The Dead Kennedys perform at the Whisky a Go Go in Los Angeles, July 1982 (photo by Edward Colver)

Even though it represented a revolt against social norms, the male-dominated punk culture was frequently exclusionary and blind to its own sexism. This was so especially within its “hardcore” subculture, which had a strong presence in Washington D.C., one of the birthplaces of Riot Grrrl. As Julia Downes has noted, hardcore evinced a number of traits that were deeply masculinist: the violence and aggressiveness of the music and lyrics, the fast-paced playing that emphasized competitive virtuosity and prowess, and the ascetic “straight-edge” ideology which took pride in defying rock ’n’ roll stereotypes by foregoing drink and drugs. Bitch Magazine co-founder Andi Zeisler — whose 2016 book We Were Feminists Once chronicles the commodification of Riot Grrrl into corporate-friendly messages of “empowerment” — has pointed out that the role that women played in the hardcore scene was far too often simply that of girlfriends: they stood on the sidelines holding their boyfriends’ jackets while the men dove into the mosh pit.

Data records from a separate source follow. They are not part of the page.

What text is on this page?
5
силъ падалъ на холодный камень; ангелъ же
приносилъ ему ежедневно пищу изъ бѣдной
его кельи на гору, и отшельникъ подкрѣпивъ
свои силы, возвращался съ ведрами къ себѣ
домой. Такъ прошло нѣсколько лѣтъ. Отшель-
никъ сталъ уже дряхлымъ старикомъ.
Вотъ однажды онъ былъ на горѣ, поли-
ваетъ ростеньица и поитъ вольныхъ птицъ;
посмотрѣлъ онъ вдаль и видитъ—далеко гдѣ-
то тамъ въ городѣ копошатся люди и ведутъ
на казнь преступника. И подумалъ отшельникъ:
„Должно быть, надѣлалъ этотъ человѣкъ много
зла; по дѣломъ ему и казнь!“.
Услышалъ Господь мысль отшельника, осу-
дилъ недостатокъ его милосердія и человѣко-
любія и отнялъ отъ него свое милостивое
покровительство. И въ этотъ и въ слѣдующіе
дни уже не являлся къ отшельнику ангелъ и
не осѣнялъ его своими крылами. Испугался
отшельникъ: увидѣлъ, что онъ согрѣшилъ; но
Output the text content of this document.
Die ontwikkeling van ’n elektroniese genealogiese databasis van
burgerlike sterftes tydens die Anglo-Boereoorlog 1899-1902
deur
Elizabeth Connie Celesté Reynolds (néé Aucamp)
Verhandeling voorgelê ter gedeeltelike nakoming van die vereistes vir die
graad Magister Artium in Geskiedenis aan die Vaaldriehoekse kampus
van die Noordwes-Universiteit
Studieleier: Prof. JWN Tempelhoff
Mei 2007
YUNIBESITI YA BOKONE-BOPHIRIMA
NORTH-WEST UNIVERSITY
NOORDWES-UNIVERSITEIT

Just as in Daisies the two heroines turn a series of spaces — urban and rural, private and public — into playgrounds for their anarchic antics, so too did Riot Grrrl seek to carve out physical spaces for young women to give unfettered expression to their creative impulses — not only through such woman-only environments as chapter gatherings and CR sessions, but also by reclaiming those public spaces that had traditionally been dominated by men. Sara Marcus’ definitive history of the movement, Girls to the Front: The True Story of the Riot Grrrl Revolution, takes its title from a common practice of bands such as Bikini Kill, who would often halt a concert and refuse to resume playing until all the men who had been hogging space near the stage had moved to the back.

Kathleen Hanna performs with Bikini Kill

Riot Grrrl feels especially prescient in light of the #MeToo era, because it drew attention not simply to individual acts of sexism but to large-scale ideological forces such as the nexus between patriarchy and capitalism. Rejecting the competitiveness and individualism of a male-dominated culture, Riot Grrrl was self-consciously and insistently collectivist. While Kathleen Hanna, co-founder and lead singer of Bikini Kill, is the figure most frequently invoked in discussions of the movement, in interviews Hanna has been reluctant to assume the role of spokesperson for Riot Grrrl, instead stressing that it was a coalition, a collective, that aimed to create political change through cultural activism.

“The Revolution Starts Here and Now…”, flyer by Bikini Kill frontwoman Kathleen Hanna, 1990

Although the two Maries of Daisies do not exactly constitute a collective, it is not insignificant that, apart from differences in their physical appearance, they are not strongly individuated. Though they are present in nearly every scene, we do not get close or “well-rounded” portraits of them: it is difficult to recall and distinguish the actions and provocations of one from the other. In this sense, they are a trans-individual force whose open defiance of social norms contains the kernel of a potential collective uprising — a threat that was clearly not lost upon the state censors who banned the film.

While Chytilová has denied that Daisies is feminist, instead calling it a critique of the nihilism and bad behaviour of her two Maries — a refutation that was likely made under duress, in a bid to appease the Czech authorities — what unites it with such later movements as Riot Grrrl and #MeToo is a powerful impulse to tear down the status quo and raze patriarchal culture to the ground. It is this quality that has made the film beloved not only of feminist critics and scholars, but of a whole host of diverse audiences: academics, world-cinema enthusiasts, specialists of avant-garde cinema, and the kind of Bieber-spurning teenage girls whom Marcus and Meltzer salute. Fifty years on, Daisies promises to remain inexhaustible — who knows what new and surprising viewers lie in wait for it?